# BT2101 Introduction to Naive Bayes Classification

## 1 Goal:

In this notebook, we will explore Naive Bayes classification using:
* Maximize a-posterior probability (MAP)
* Open-source package: `scikit-learn`

For MAP, you will:
* Understand Bayes formula: Likelihood, Prior, Posterior
* Understand total/complete probability and conditional probability
* Write functions to calculate likelihood, prior and posterior
* Write a prediction function
* Use MAP to make classification

In [None]:
# -*- coding:utf-8 -*-
import numpy as np
import pandas as pd
import matplotlib.pyplot as plt
from __future__ import division
from math import sqrt
%matplotlib inline

### 1.1 Summary of Bayes Formula

From the lecture class, we know that a typical Bayes formula with regard to an event $\theta$ is:
\begin{align}
P(\theta|X) &= \frac{P(X|\theta)P(\theta)}{P(X)} \\
&\propto P(X|\theta)P(\theta)  \\
\end{align}

which is equivalently expressed as:
\begin{align}
\text{Posterior} &= \frac{\text{Likelihood}\times\text{Prior}}{\text{Evidence}} \\
&\propto \text{Likelihood}\times\text{Prior}  \\
\end{align}

Let us suppose:
1. Prior probability distribution of an event $\theta$ is: $P(\theta)$

2. Data likelihood function of $X=(x_{1},...,x_{f})$ with $f$ features:
\begin{align}
l(\theta) &= P(X=(x_{1},...,x_{f})|\theta) \\
&= \prod_{j=1}^{f}P(x_{j}|\theta)
\end{align}

3. Posterior probability is: $P(\theta|X=(x_{1},...,x_{f}))$

4. According to Bayes formula, we can get:
\begin{align}
P(\theta|X) &\propto P(\theta)\times\prod_{j=1}^{f}P(x_{j}|\theta) \\
\end{align}

Assumption: Features are independent, which is a very strong assumption !

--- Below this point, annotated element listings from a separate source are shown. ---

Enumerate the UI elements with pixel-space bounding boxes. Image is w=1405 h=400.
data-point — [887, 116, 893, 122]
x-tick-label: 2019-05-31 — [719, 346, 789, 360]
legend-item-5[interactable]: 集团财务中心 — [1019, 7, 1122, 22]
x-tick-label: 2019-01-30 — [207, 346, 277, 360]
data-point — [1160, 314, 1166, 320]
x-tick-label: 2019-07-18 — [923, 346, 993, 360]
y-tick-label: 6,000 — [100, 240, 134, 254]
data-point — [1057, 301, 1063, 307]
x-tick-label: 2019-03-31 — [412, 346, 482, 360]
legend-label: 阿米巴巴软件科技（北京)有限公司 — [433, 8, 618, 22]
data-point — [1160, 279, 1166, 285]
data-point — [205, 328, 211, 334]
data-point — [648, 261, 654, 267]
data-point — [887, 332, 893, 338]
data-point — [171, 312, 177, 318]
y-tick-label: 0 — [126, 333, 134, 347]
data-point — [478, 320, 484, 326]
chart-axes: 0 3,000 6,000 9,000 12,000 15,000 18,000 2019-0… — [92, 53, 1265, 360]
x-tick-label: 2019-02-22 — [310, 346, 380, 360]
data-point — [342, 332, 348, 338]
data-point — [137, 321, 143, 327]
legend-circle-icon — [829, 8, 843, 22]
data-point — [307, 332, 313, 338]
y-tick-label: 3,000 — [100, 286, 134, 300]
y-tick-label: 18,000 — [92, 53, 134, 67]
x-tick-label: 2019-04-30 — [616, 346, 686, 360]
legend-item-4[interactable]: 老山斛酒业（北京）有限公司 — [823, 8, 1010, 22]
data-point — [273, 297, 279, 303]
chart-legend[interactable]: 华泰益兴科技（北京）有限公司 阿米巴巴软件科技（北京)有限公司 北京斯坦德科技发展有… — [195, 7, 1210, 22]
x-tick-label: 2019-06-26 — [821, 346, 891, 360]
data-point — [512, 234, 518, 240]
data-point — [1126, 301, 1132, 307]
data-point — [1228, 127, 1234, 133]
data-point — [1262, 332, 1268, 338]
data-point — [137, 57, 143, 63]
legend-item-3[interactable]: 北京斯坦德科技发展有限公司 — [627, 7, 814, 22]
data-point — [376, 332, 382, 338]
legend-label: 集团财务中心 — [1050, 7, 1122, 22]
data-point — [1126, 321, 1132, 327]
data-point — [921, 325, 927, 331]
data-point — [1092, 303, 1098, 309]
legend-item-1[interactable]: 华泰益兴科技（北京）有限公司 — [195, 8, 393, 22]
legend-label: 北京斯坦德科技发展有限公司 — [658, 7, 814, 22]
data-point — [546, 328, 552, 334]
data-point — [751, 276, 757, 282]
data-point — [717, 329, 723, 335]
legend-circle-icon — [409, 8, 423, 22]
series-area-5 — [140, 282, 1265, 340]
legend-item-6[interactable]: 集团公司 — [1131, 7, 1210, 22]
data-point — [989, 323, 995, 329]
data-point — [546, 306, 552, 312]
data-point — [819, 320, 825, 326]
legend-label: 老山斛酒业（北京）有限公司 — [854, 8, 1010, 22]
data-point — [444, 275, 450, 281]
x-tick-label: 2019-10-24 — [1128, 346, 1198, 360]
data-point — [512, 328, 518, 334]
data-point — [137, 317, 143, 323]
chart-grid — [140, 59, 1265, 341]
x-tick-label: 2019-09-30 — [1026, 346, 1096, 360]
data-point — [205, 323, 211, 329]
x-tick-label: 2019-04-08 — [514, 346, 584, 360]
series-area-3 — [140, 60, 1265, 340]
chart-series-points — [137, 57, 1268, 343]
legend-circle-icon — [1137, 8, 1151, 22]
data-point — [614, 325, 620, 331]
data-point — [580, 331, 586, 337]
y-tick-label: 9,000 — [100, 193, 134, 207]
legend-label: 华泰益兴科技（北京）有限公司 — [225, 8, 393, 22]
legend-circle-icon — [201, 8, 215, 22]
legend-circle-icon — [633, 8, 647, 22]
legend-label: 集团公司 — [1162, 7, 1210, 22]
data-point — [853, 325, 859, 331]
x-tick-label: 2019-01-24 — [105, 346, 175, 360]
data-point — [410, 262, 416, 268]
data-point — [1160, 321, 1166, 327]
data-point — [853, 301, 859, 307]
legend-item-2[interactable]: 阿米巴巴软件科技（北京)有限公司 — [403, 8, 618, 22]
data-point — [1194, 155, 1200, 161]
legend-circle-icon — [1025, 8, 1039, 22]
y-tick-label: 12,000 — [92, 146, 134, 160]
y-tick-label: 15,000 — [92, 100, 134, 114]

### 1.2 A Typical Naive Bayes Problem 

In machine learning, Naive Bayes classifiers are a family of simple "probabilistic classifiers" based on applying Bayes' theorem with strong (naïve) independence assumptions between the features [Wikipedia](https://en.wikipedia.org/wiki/Naive_Bayes_classifier).

Suppose output $y$ is assigned to one of the classes $C_{1},...,C_{k}$, then the Naive Bayes classification problem is to **Maximize** the posterior probability:

\begin{align}
y &= \mathop{\arg\max}_{k\in{1,...,K}}P(C_{k}|X) \\
&= \mathop{\arg\max}_{k\in{1,...,K}}P(C_{k})\prod_{j=1}^{f}P(x_{j}|C_{k}) \\
\end{align}

This equation has two important arguments:
1. Prior probability of class $C_{k}$: $P(C_{k})$ for $k=1,...,K$
2. Conditional probability of each feature $j$: $P(x_{j}|C_{k})$ for $j=1,...,f$

Given by the data, we need to calcuate (1) prior probability of each class, and (2) probability of one feature conditional on one class.

### 1.3 An Example

The dataset for this example can be found [here](http://www.inf.u-szeged.hu/~ormandi/ai2/06-naiveBayes-example.pdf).

Attributes information:
1. Color: Car colour
2. Type: Car type
3. Origin: Whether car is manufactured from domestic or imported
4. Stolen: Whether car is stolen or not (1=Yes; 0=No)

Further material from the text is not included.